Trump sacrifices Ramaswamy two days before the start of the primaries:
Vivek Ramaswamy vs. Nikki Haley (Archive/Cordon Press)

Interestingly enough, Ramaswamy was the target of attack by the former president, who asked voters on his Truth Social network not to “waste” their vote on the young businessman.

Ultimately, Ramaswamy's presence is important today because, in part, it somewhat divides Trump's base votes. 

Facts about the Iowa caucus

Why they are important: Despite being a small state that is made up of only 40 delegates of the 2,469 delegates who will elect the Republican presidential candidate, Iowa is the first battle of the primaries. This is where many candidates may or may not permanently drop out of the race. That is, it is the election where the candidates are separated from the defeated.

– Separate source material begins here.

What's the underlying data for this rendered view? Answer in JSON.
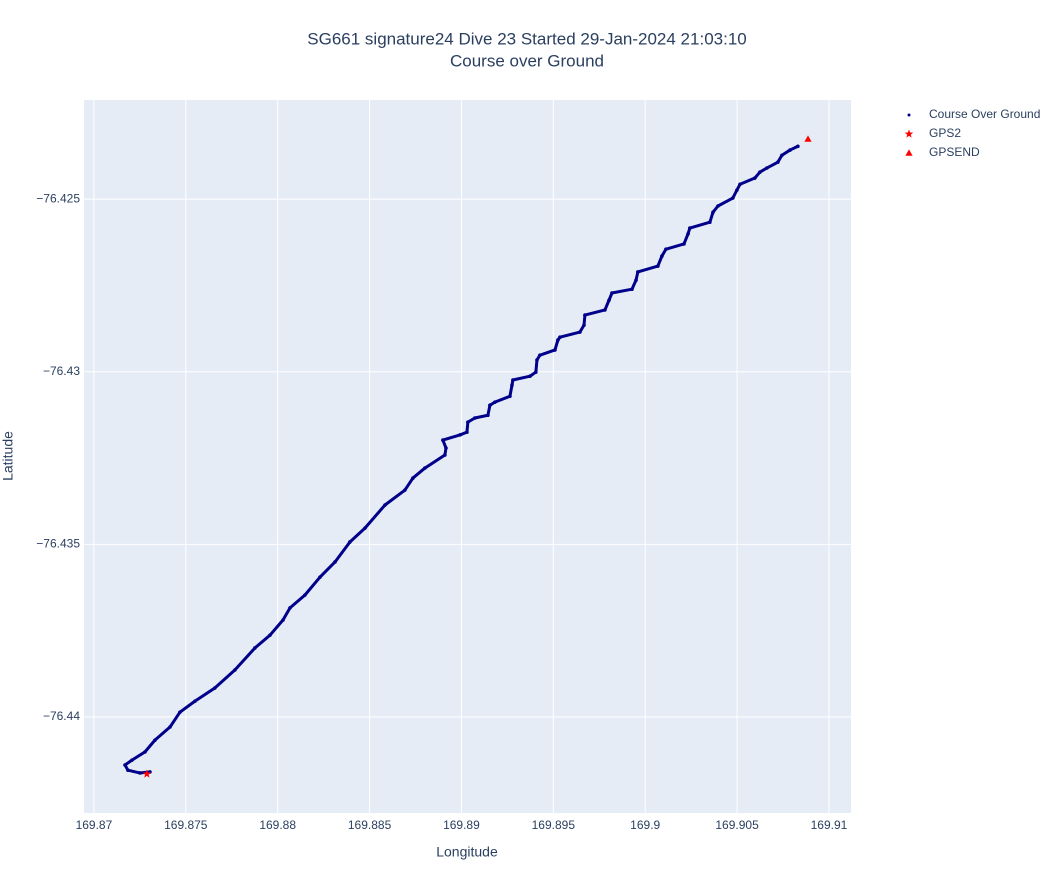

What's at stake: Although Trump is still the favorite, we can't lose sight of what will happen with Haley, DeSantis and Ramaswamy. Let's see if the candidates survive the first battle and can brave the second big fight: New Hampshire, whose primary will take place in a few days.

Is Iowa different? No, it is not. In 2016, Senator Ted Cruz narrowly won this state's delegates. His close pursuers were Trump and Rubio, who were just a few percentage points behind Cruz. We all know the subsequent story: Trump swept the primaries and his first big victory was in New Hampshire.

Beyond the 2016 result, there have only been three candidates in history who have won in Iowa and then managed to make it to the White House: Jimmy Carter in 1976; George W. Bush in 2000; and Barack Obama in 2008.  

The elections don't end in Iowa, although it could be a great boost for the candidates.